The new credit facility contains certain financial ratios and operating covenants and other restrictions (including limitations on additional debt, guaranties, sales of assets and liens) with which the Company must comply. The credit facility contains the following three financial maintenance tests with which the Company must comply:

 

   

a consolidated total leverage ratio (Total Debt to Adjusted EBITDA) of not greater than 6.00 to 1.00 for the Company and its subsidiaries (other than unrestricted subsidiaries);

 

   

a consolidated senior secured leverage ratio (Senior Secured Debt to Adjusted EBITDA) of not greater than 3.00 to 1.00 for the Company and its subsidiaries (other than unrestricted subsidiaries); and

 

   

an interest coverage ratio (Adjusted EBITDA to Interest Expense) of not less than 2.50 to 1.00 for the Company and its subsidiaries (other than unrestricted subsidiaries).

Any failure to comply with the financial and operating covenants of the credit facility would not only prevent the Company from being able to borrow additional funds, but would constitute a default, which could result in, among other things, the amounts outstanding, including all accrued interest and unpaid fees, becoming immediately due and payable.

The loan agreement for the Company’s new credit facility is with JPMorgan Chase Bank, N.A. and The Toronto Dominion Bank, New York Branch, as Issuing Banks, Toronto Dominion (Texas) LLC, as Administrative Agent, JPMorgan Chase Bank, N.A., as Syndication Agent, and the lenders that are signatories thereto. The credit facility has a term of five years and matures on June 8, 2012. All amounts will be due and payable in full at maturity. The credit facility does not require amortization of payments and may be paid prior to maturity in whole or in part at the Company’s option without penalty or premium. The credit facility allows the Company to use borrowings for working capital needs and other general corporate purposes of the Company and its subsidiaries (including, without limitation, to refinance or repurchase other indebtedness and, provided certain conditions are met, to repurchase the Company’s equity securities, in each case without additional lender approval).

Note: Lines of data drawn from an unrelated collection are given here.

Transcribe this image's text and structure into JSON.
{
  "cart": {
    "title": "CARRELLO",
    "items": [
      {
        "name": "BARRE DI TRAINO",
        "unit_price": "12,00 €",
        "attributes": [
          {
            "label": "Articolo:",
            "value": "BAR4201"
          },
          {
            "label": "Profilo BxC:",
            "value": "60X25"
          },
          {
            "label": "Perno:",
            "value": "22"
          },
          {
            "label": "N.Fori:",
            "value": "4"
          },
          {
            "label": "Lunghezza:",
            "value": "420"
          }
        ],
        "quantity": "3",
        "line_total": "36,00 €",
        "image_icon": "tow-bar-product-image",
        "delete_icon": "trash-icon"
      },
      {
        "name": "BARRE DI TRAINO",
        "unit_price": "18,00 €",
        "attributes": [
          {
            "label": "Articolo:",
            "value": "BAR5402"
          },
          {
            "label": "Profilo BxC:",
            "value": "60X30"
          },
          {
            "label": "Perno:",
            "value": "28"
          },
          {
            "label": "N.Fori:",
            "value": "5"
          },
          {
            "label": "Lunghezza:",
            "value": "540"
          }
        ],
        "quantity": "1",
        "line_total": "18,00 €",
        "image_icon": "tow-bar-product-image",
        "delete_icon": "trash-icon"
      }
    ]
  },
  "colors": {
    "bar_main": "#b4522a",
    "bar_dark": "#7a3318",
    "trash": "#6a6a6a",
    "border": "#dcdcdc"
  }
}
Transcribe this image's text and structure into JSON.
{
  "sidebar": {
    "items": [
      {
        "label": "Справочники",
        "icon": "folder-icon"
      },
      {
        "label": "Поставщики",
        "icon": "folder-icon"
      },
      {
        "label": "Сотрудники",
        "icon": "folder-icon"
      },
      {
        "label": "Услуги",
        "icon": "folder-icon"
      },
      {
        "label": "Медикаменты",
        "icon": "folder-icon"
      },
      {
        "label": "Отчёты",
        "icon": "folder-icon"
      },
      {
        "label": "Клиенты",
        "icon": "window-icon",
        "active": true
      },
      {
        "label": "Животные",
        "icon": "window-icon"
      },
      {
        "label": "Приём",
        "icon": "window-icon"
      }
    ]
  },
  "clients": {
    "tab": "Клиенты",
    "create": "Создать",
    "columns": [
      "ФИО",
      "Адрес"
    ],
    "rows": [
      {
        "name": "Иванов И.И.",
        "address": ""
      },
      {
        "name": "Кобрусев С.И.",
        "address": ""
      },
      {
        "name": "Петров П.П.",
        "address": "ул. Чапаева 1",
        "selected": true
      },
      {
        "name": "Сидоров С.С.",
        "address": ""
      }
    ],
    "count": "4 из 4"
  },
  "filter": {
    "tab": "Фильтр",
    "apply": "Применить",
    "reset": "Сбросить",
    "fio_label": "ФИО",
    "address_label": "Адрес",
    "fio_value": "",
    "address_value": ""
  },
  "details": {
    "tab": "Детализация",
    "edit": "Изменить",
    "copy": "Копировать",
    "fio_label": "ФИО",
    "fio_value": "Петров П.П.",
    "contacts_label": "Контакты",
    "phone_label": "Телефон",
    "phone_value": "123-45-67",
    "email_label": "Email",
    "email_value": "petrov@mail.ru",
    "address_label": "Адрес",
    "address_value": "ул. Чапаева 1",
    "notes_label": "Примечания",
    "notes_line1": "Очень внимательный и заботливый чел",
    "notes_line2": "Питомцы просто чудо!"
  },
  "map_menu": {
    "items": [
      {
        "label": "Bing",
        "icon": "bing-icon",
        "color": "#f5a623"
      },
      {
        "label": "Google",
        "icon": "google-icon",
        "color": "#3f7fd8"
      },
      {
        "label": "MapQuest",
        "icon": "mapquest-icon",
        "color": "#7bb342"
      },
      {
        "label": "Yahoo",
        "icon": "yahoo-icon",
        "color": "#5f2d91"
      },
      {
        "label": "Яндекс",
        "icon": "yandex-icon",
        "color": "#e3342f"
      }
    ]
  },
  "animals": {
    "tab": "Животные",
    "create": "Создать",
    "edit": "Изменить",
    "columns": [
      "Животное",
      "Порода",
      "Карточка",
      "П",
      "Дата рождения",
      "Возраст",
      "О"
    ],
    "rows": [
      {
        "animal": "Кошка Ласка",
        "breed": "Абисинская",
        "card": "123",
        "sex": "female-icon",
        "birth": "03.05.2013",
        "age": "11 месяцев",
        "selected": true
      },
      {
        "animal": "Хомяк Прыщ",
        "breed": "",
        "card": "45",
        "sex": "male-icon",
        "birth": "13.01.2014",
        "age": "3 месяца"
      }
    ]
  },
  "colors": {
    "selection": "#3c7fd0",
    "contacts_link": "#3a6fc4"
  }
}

The foregoing is only a summary of certain provisions of the new credit facility and is qualified in its entirety by the terms of the loan agreement for the credit facility, a copy of which will be filed as an exhibit to the Company’s Quarterly Report on Form 10-Q for the quarter ended June 30, 2007. A copy of the press release is furnished herewith as Exhibit 99.1.

 

Item 1.02 Termination of a Material Definitive Agreement.

Please refer to the discussion under Item 1.01 above, which is incorporated under this Item 1.02 by reference. In addition, for a summary of the material terms of the AMT OpCo credit facilities, see the Company’s Annual Report on Form 10-K for the year ended December 31, 2006, filed on February 28, 2007.

 

Item 2.03 Creation of a Direct Financial Obligation or an Obligation under an Off-Balance Sheet Arrangement of a Registrant.

Please refer to the discussion under Item 1.01 above, which is incorporated under this Item 2.03 by reference.

 

Item 9.01 Financial Statements and Exhibits.

(d) Exhibits

 

Exhibit No.  

Description

99.1   Press release, dated June 11, 2007 (Furnished herewith).


SIGNATURE

Pursuant to the requirements of the Securities Exchange Act of 1934, the registrant has duly caused this report to be signed on its behalf by the undersigned hereunto duly authorized.

 

        AMERICAN TOWER CORPORATION
                                (Registrant)
Date: June 11, 2007     By:  

/s/ BRADLEY E. SINGER

      Bradley E. Singer
      Chief Financial Officer and Treasurer


EXHIBIT INDEX

 

Exhibit No.  

Description

99.1   Press release, dated June 11, 2007 (Furnished herewith).